Technical Challenges 

  1. I need to gather data in different lighting condition and different backgrounds to make sure the testing is robust
  2. I can also synthetically create more training data by adding noise, varying the lighting and rotating hand images 

Setting up the Development Environment

Since this is my first time working with gesture recognition, I spent time getting the necessary tools and dependencies installed: 

  • Installed necessary libraries like OpenCV, MediaPipe, TensorFlow 
  • Configured Jupyter Notebook for testing different models and algorithms 

Progress Update

 I would say that I am slightly behind schedule in terms of actual implementation but on track in terms of understanding the concepts and setting up the groundwork. The research and initial setup phase took longer than expected but now that I have a better understanding of the algorithms and their implementation, I should be able to move forward with actually implementing code. 

To catch up, I plan to: 

  1. Run and analyze sample gesture recognition models in Python 
  2. Begin experimenting with CNN models for static gesture classification 

Next Week’s Deliverables: 

By the end of the week, I aim to have: 

  • A working mediapipe hand tracking prototype capturing and displaying hand keypoints 
  • A basic CNN model for static gesture classification 

 

Charvi’s Status Report for 2/8/25

This week, our team worked on the porject proposal, website, and presentation.

I worked individually on creating the gannt chart for the team as well as the testing schedule and general scedule, and our team met multiple times to go over our proposal presentation as well as general project requirements and details.

I presented for the team, and after presenting we got some intersting questions and new considerations from our peers to go into.

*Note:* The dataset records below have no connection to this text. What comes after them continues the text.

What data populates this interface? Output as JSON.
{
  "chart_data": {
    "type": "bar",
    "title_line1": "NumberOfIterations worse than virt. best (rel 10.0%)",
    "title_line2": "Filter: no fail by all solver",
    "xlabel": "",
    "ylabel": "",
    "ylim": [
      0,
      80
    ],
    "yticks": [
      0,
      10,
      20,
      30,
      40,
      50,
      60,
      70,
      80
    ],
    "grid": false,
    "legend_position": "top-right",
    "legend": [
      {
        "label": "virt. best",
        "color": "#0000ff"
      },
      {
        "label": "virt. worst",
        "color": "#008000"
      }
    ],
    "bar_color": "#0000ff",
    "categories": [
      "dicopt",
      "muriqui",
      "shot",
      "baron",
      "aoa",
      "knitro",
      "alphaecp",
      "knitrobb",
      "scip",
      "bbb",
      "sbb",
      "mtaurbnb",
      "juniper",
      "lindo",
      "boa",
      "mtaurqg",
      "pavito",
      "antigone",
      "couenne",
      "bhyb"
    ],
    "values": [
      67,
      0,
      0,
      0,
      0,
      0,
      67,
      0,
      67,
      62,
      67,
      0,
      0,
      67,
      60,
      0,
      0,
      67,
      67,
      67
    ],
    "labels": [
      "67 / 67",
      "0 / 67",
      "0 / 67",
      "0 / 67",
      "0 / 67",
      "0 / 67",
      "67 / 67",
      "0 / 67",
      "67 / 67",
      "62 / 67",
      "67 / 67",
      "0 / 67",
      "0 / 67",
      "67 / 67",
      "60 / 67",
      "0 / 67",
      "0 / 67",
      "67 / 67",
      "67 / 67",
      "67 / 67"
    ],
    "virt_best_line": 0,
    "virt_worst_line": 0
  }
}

One particular question that was interesting was pertaining to hand gesture recognition, and that it may not be feasible given the circumstance of being in a kitchen and there being a lot of moving parts. I think this is something we will have to test early.

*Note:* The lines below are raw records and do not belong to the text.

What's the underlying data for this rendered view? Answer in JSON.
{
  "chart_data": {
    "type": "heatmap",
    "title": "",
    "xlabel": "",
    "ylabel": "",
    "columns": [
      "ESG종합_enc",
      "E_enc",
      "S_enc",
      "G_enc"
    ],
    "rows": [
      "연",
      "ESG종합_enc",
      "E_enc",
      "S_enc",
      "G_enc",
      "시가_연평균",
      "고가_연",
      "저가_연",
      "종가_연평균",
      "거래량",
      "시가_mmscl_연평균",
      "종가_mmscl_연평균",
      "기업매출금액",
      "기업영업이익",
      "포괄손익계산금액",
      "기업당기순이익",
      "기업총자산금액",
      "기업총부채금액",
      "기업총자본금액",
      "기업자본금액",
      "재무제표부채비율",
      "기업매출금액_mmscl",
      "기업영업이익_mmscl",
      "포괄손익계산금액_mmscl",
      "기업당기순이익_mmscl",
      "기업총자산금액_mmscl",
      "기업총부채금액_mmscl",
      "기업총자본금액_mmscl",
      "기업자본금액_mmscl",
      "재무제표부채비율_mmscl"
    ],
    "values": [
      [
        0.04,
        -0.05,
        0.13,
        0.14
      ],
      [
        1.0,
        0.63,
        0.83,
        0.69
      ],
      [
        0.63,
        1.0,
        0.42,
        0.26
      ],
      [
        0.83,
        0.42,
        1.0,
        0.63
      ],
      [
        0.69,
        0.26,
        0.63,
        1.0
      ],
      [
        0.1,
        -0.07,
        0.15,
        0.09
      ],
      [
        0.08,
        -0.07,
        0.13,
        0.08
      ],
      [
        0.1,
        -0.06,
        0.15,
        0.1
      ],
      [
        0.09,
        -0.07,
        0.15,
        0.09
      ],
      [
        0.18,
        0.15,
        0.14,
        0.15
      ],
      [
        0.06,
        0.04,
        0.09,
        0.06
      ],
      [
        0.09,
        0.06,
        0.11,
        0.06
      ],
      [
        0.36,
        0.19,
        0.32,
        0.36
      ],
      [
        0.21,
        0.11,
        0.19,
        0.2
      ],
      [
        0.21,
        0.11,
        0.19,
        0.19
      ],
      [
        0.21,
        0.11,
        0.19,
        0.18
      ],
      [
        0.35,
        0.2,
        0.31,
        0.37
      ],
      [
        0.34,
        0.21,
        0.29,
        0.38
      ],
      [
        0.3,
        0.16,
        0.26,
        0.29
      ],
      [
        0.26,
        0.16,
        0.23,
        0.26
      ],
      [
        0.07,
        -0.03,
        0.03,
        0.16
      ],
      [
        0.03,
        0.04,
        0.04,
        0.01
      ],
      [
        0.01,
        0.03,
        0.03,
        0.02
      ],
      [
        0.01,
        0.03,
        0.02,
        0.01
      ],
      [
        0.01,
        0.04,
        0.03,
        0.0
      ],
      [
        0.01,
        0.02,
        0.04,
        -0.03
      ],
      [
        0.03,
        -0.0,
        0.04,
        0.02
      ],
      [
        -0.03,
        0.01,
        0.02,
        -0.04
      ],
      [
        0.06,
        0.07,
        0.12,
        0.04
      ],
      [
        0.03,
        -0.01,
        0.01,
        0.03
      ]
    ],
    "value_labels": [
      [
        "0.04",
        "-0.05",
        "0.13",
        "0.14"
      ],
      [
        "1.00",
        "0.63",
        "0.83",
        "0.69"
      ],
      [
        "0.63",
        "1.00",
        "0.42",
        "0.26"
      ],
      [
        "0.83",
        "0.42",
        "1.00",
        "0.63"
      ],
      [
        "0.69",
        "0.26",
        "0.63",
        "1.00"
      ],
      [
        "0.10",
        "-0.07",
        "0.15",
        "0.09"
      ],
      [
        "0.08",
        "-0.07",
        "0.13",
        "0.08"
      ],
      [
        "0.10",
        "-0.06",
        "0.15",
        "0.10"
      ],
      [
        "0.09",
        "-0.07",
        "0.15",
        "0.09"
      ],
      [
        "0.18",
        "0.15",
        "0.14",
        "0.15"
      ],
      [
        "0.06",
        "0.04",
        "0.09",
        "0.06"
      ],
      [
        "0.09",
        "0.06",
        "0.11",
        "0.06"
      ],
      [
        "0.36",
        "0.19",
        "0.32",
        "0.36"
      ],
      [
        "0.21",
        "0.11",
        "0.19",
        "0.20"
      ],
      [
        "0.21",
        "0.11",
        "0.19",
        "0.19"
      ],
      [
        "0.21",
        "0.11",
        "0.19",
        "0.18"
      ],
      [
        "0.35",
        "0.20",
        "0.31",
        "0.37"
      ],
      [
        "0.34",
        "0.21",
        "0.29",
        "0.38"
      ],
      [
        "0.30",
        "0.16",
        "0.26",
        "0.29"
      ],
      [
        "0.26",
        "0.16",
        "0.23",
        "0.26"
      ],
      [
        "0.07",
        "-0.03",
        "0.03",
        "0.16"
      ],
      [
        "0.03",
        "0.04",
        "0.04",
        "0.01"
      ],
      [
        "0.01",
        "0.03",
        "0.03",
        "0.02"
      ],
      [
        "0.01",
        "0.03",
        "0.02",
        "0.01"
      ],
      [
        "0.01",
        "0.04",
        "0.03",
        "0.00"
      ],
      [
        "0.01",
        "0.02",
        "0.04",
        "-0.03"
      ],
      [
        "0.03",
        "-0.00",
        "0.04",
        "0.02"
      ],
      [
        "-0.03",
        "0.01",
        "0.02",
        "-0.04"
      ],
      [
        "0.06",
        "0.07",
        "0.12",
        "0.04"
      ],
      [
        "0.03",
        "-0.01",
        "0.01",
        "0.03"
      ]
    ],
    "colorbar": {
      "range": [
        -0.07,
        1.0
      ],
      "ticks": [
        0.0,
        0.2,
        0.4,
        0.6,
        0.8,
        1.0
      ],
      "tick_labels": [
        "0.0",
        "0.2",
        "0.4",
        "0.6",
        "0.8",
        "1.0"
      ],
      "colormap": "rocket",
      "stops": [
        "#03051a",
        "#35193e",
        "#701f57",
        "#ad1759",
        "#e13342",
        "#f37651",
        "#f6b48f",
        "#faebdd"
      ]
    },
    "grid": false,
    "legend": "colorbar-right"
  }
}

I also spent some time looking into XR (specifically AR) development on Unity, as we did a breif exploration earlier but I wanted to get started with development. I spent some time getting familiar with Unity in general, and will be ready to use it going forward.

I am generally on schedule, though we will need to pick up the pace especially since web app development is supposed to be pretty much finished within the next week or two.

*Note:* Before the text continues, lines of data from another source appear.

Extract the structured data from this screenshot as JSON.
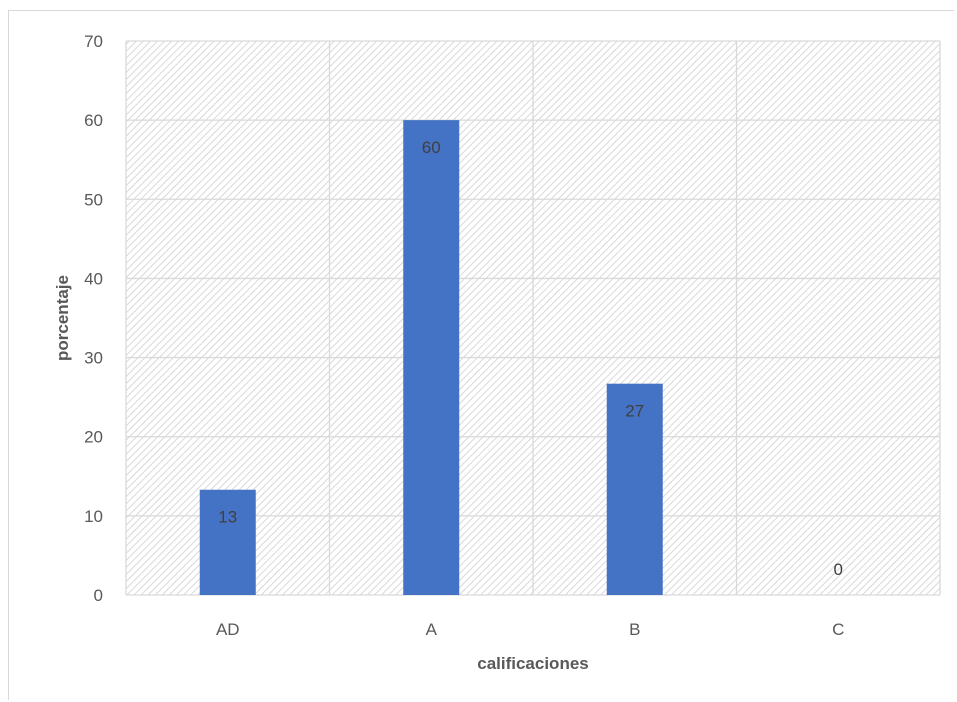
{
  "chart_data": {
    "type": "bar",
    "categories": [
      "AD",
      "A",
      "B",
      "C"
    ],
    "values": [
      13.3,
      60,
      26.7,
      0
    ],
    "data_labels": [
      "13",
      "60",
      "27",
      "0"
    ],
    "xlabel": "calificaciones",
    "ylabel": "porcentaje",
    "ylim": [
      0,
      70
    ],
    "yticks": [
      "0",
      "10",
      "20",
      "30",
      "40",
      "50",
      "60",
      "70"
    ],
    "grid": true,
    "bar_color": "#4472c4",
    "plot_background": "hatched light gray diagonal",
    "legend": "none"
  }
}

This upcoming week, I hope to get a wep app MVP finished and our basic databases set up. I hope this won’t be too bad, as both Diya and I have taken web app development, though it has been a little over a year so we might need to refersh ourselves a bit. though I still don’t anticipate it being too difficult. Once this is done if I have time, I want to do some basic Unity AR development and test it on existing hardware (my roomate has a meta quest) – just to make sure that there are no huge obstacles.